The movie pivots on its Welles, and Christian McKay, who earlier played him onstage, is just about perfect.  He's got it all down:  the look, the voice, and most importantly the larger-than-life charisma that allowed him to get away with bouts of extreme egomania.  The film makes the excellent point that the egomania and the genius flowed from mostly the same place:  we watch him hijack a few moments of a radio play he's doing to insert a passage from The Magnificent Ambersons that proves to be its highlight, and when we finally see Caesar performed, we know he knew what he was talking about the whole time even if it did nothing but exasperate everyone else.  While the role isn't as showy or prominent, Tupper is similarly sensational as Joseph Cotton, nailing the man's look, speech and mannerisms while making him seem like just about the coolest guy ever.  Ben Chaplin is called upon to paint a more complex, less flattering, but ultimately delightful picture of George Coulouris, who spends the entire rehearsal process predicting doom before battling extreme stage fright and then nailing his part.  Leo Bill is a delight as the young Norman Lloyd, whose role as Cinna the Poet keeps getting cut and reinserted right up to the last minute.  Eddie Marsan doesn't have nearly the luck summoning John Houseman that Cary Elwes did in The Cradle Will Rock, but all-around, it's a truly splendid set of Mercury players.
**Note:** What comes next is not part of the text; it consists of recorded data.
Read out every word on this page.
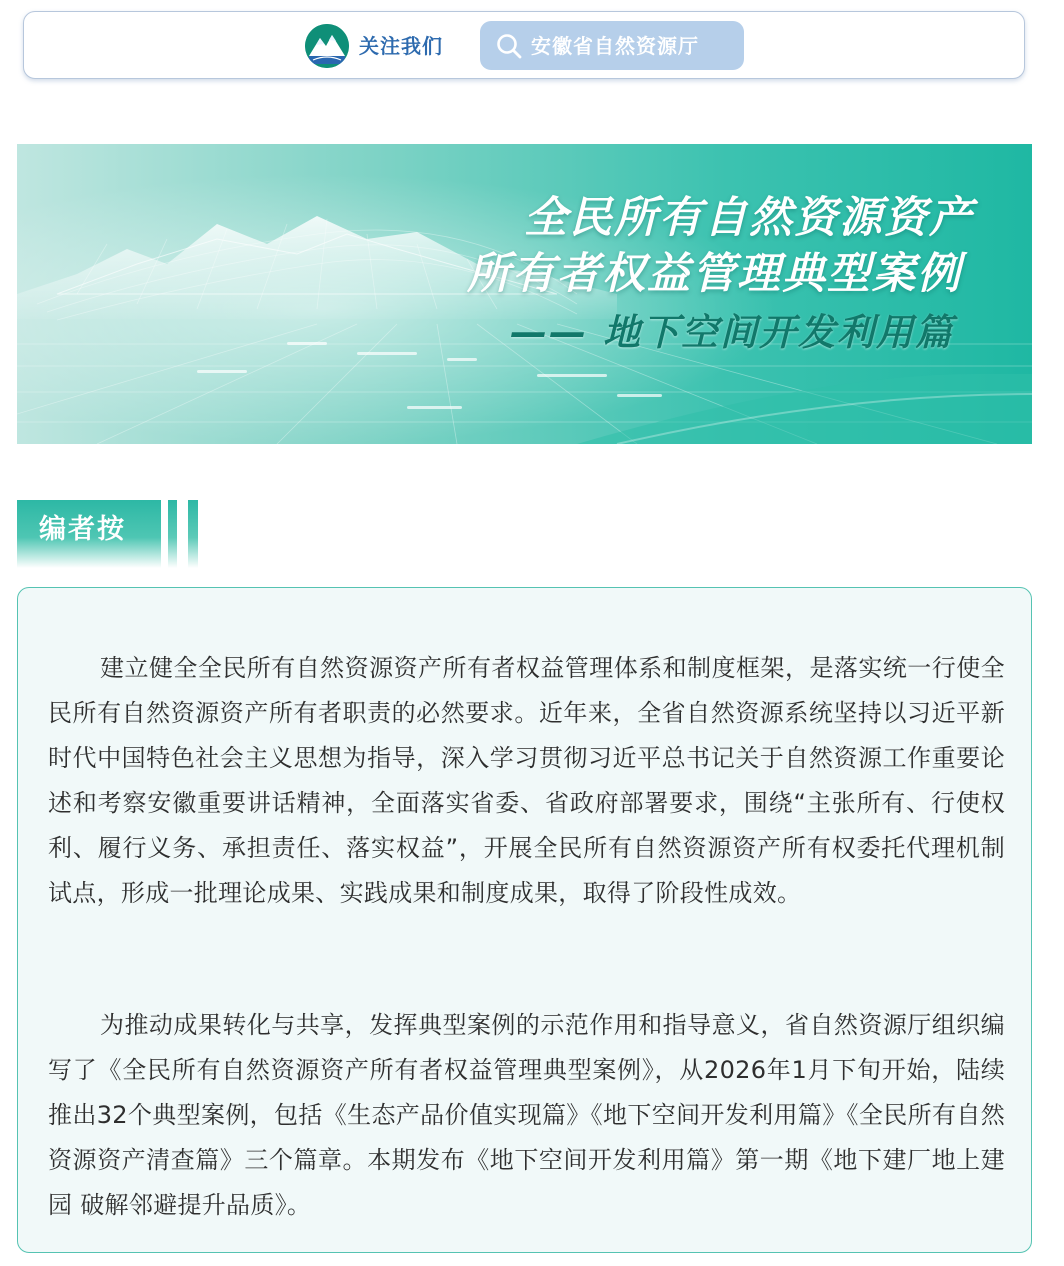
关注我们	安徽省自然资源厅
全民所有自然资源资产
所有者权益管理典型案例
—— 地下空间开发利用篇
编者按

建立健全全民所有自然资源资产所有者权益管理体系和制度框架，是落实统一行使全民所有自然资源资产所有者职责的必然要求。近年来，全省自然资源系统坚持以习近平新时代中国特色社会主义思想为指导，深入学习贯彻习近平总书记关于自然资源工作重要论述和考察安徽重要讲话精神，全面落实省委、省政府部署要求，围绕“主张所有、行使权利、履行义务、承担责任、落实权益”，开展全民所有自然资源资产所有权委托代理机制试点，形成一批理论成果、实践成果和制度成果，取得了阶段性成效。

为推动成果转化与共享，发挥典型案例的示范作用和指导意义，省自然资源厅组织编写了《全民所有自然资源资产所有者权益管理典型案例》，从2026年1月下旬开始，陆续推出32个典型案例，包括《生态产品价值实现篇》《地下空间开发利用篇》《全民所有自然资源资产清查篇》三个篇章。本期发布《地下空间开发利用篇》第一期《地下建厂地上建园 破解邻避提升品质》。
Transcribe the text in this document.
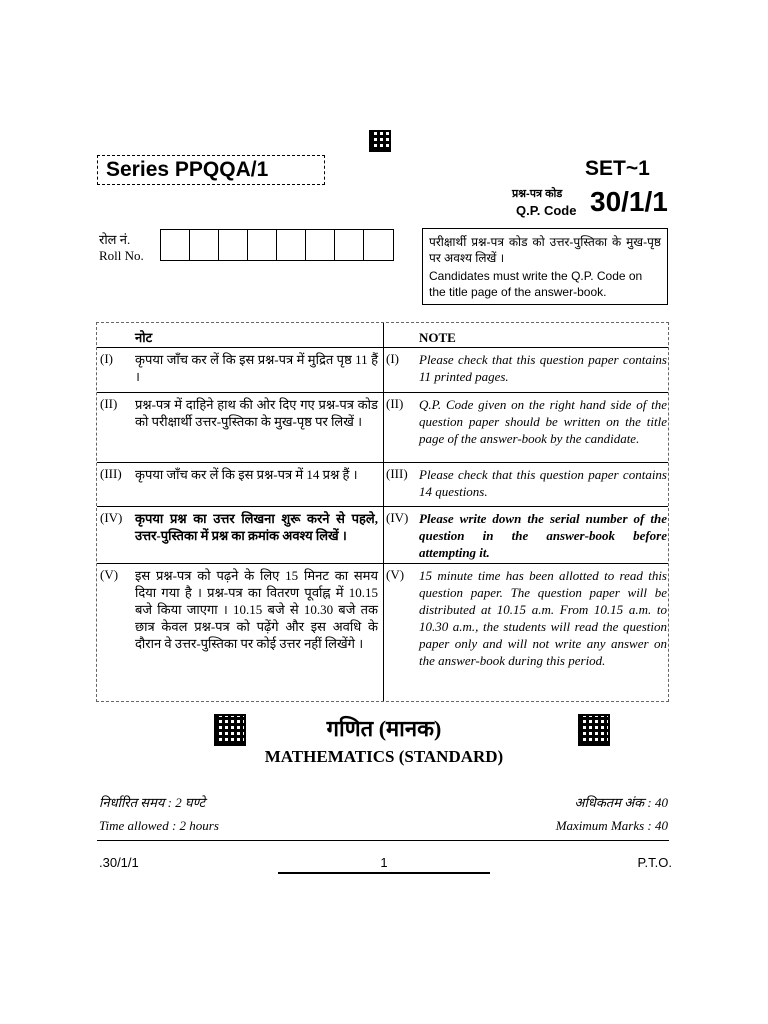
Series PPQQA/1	SET~1
प्रश्न-पत्र कोड
Q.P. Code 30/1/1
रोल नं.
Roll No.
परीक्षार्थी प्रश्न-पत्र कोड को उत्तर-पुस्तिका के मुख-पृष्ठ पर अवश्य लिखें ।
Candidates must write the Q.P. Code on the title page of the answer-book.
नोट	NOTE
(I) कृपया जाँच कर लें कि इस प्रश्न-पत्र में मुद्रित पृष्ठ 11 हैं ।
(I) Please check that this question paper contains 11 printed pages.
(II) प्रश्न-पत्र में दाहिने हाथ की ओर दिए गए प्रश्न-पत्र कोड को परीक्षार्थी उत्तर-पुस्तिका के मुख-पृष्ठ पर लिखें ।
(II) Q.P. Code given on the right hand side of the question paper should be written on the title page of the answer-book by the candidate.
(III) कृपया जाँच कर लें कि इस प्रश्न-पत्र में 14 प्रश्न हैं ।	(III) Please check that this question paper contains 14 questions.
(IV) कृपया प्रश्न का उत्तर लिखना शुरू करने से पहले, उत्तर-पुस्तिका में प्रश्न का क्रमांक अवश्य लिखें ।
(IV) Please write down the serial number of the question in the answer-book before attempting it.
(V) इस प्रश्न-पत्र को पढ़ने के लिए 15 मिनट का समय दिया गया है । प्रश्न-पत्र का वितरण पूर्वाह्न में 10.15 बजे किया जाएगा । 10.15 बजे से 10.30 बजे तक छात्र केवल प्रश्न-पत्र को पढ़ेंगे और इस अवधि के दौरान वे उत्तर-पुस्तिका पर कोई उत्तर नहीं लिखेंगे ।
(V) 15 minute time has been allotted to read this question paper. The question paper will be distributed at 10.15 a.m. From 10.15 a.m. to 10.30 a.m., the students will read the question paper only and will not write any answer on the answer-book during this period.
गणित (मानक)
MATHEMATICS (STANDARD)
निर्धारित समय : 2 घण्टे	अधिकतम अंक : 40
Time allowed : 2 hours	Maximum Marks : 40
.30/1/1	1	P.T.O.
They are, of course, not the stars of Me and Orson Welles, but there is a certain benefit to having those legendary real-life people not be cheapened by the movie's central love story.  Efron, not so much playing his first adult role as appearing in his first adult movie, is fine as Richard, convincingly conveying both the brash excitement and secret fear of being a kid swimming in waters far deeper than he'd previously experienced, and Danes is appropriately clever and charming as the object of his affections.  But nothing that happens between them really matters until Welles gets involved, at which time Richard learns some hard lessons about the difference between being a kid and an adult, primarily that as an adult sometimes you just have to shut up and go with the flow.  Zoe Kazan has a few cute scenes as the girl Richard's got an actual shot with.
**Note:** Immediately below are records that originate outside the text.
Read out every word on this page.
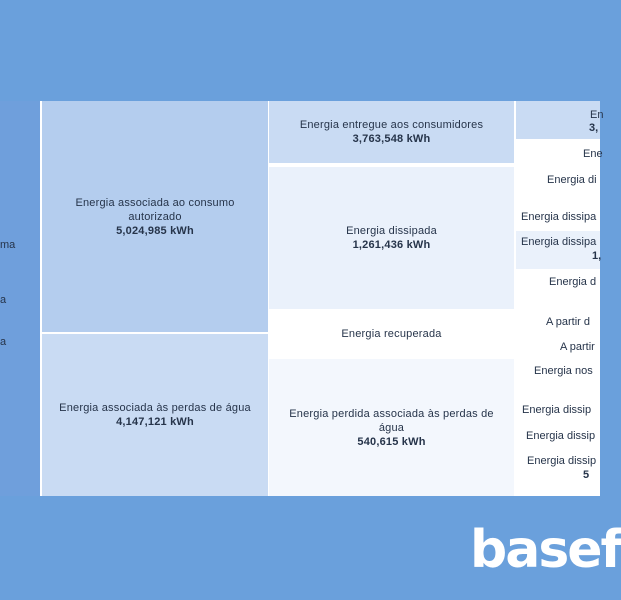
ma
a
a
Energia associada ao consumo autorizado
5,024,985 kWh
Energia associada às perdas de água
4,147,121 kWh
Energia entregue aos consumidores
3,763,548 kWh
Energia dissipada
1,261,436 kWh
Energia recuperada
Energia perdida associada às perdas de água
540,615 kWh
En
3,
Ene
Energia di
Energia dissipa
Energia dissipa
1,
Energia d
A partir d
A partir
Energia nos
Energia dissip
Energia dissip
Energia dissip
5
basef
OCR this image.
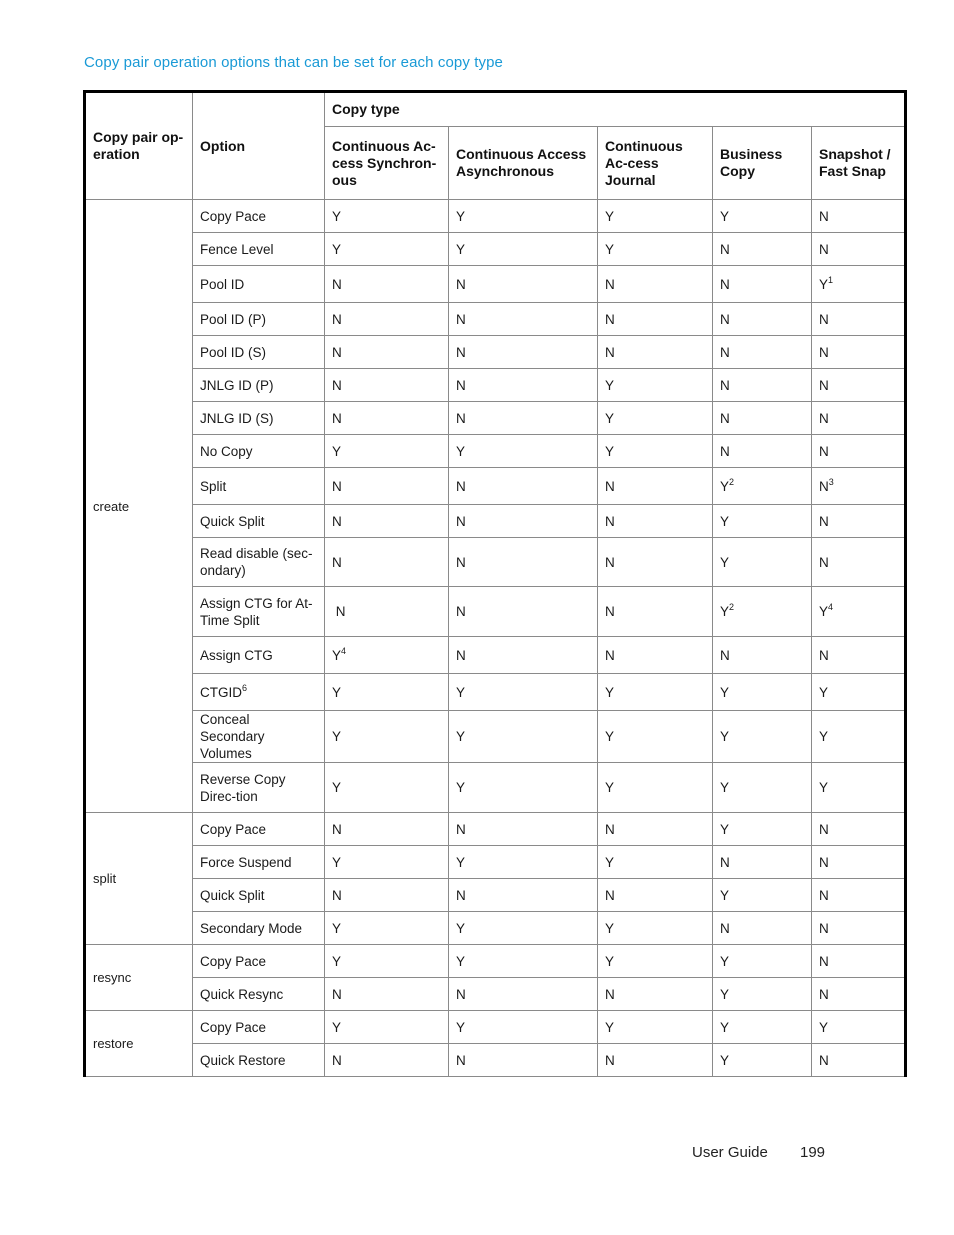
Copy pair operation options that can be set for each copy type
Copy pair op-eration	Option	Copy type				
		Continuous Ac-cess Synchron-ous	Continuous Access Asynchronous	Continuous Ac-cess Journal	Business Copy	Snapshot / Fast Snap
create	Copy Pace	Y	Y	Y	Y	N
	Fence Level	Y	Y	Y	N	N
	Pool ID	N	N	N	N	$Y^1$
	Pool ID (P)	N	N	N	N	N
	Pool ID (S)	N	N	N	N	N
	JNLG ID (P)	N	N	Y	N	N
	JNLG ID (S)	N	N	Y	N	N
	No Copy	Y	Y	Y	N	N
	Split	N	N	N	$Y^2$	$N^3$
	Quick Split	N	N	N	Y	N
	Read disable (sec-ondary)	N	N	N	Y	N
	Assign CTG for At-Time Split	N	N	N	$Y^2$	$Y^4$
	Assign CTG	$Y^4$	N	N	N	N
	CTGID$^6$	Y	Y	Y	Y	Y
	Conceal Secondary Volumes	Y	Y	Y	Y	Y
	Reverse Copy Direc-tion	Y	Y	Y	Y	Y
split	Copy Pace	N	N	N	Y	N
	Force Suspend	Y	Y	Y	N	N
	Quick Split	N	N	N	Y	N
	Secondary Mode	Y	Y	Y	N	N
resync	Copy Pace	Y	Y	Y	Y	N
	Quick Resync	N	N	N	Y	N
restore	Copy Pace	Y	Y	Y	Y	Y
	Quick Restore	N	N	N	Y	N
User Guide 199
But the play's the thing here, and Linklater stages Julius Caesar with consummate skill, making the viewer feel like a member of both the cast and the audience.  Me and Orson Welles is among the best movies ever made about the process of putting a play together, so even if you don't geek out upon seeing the Mercury Players resurrected so convincingly, it's still a fine movie about the hard work that goes into genius.  I myself did geek out upon seeing it, a nice bonus.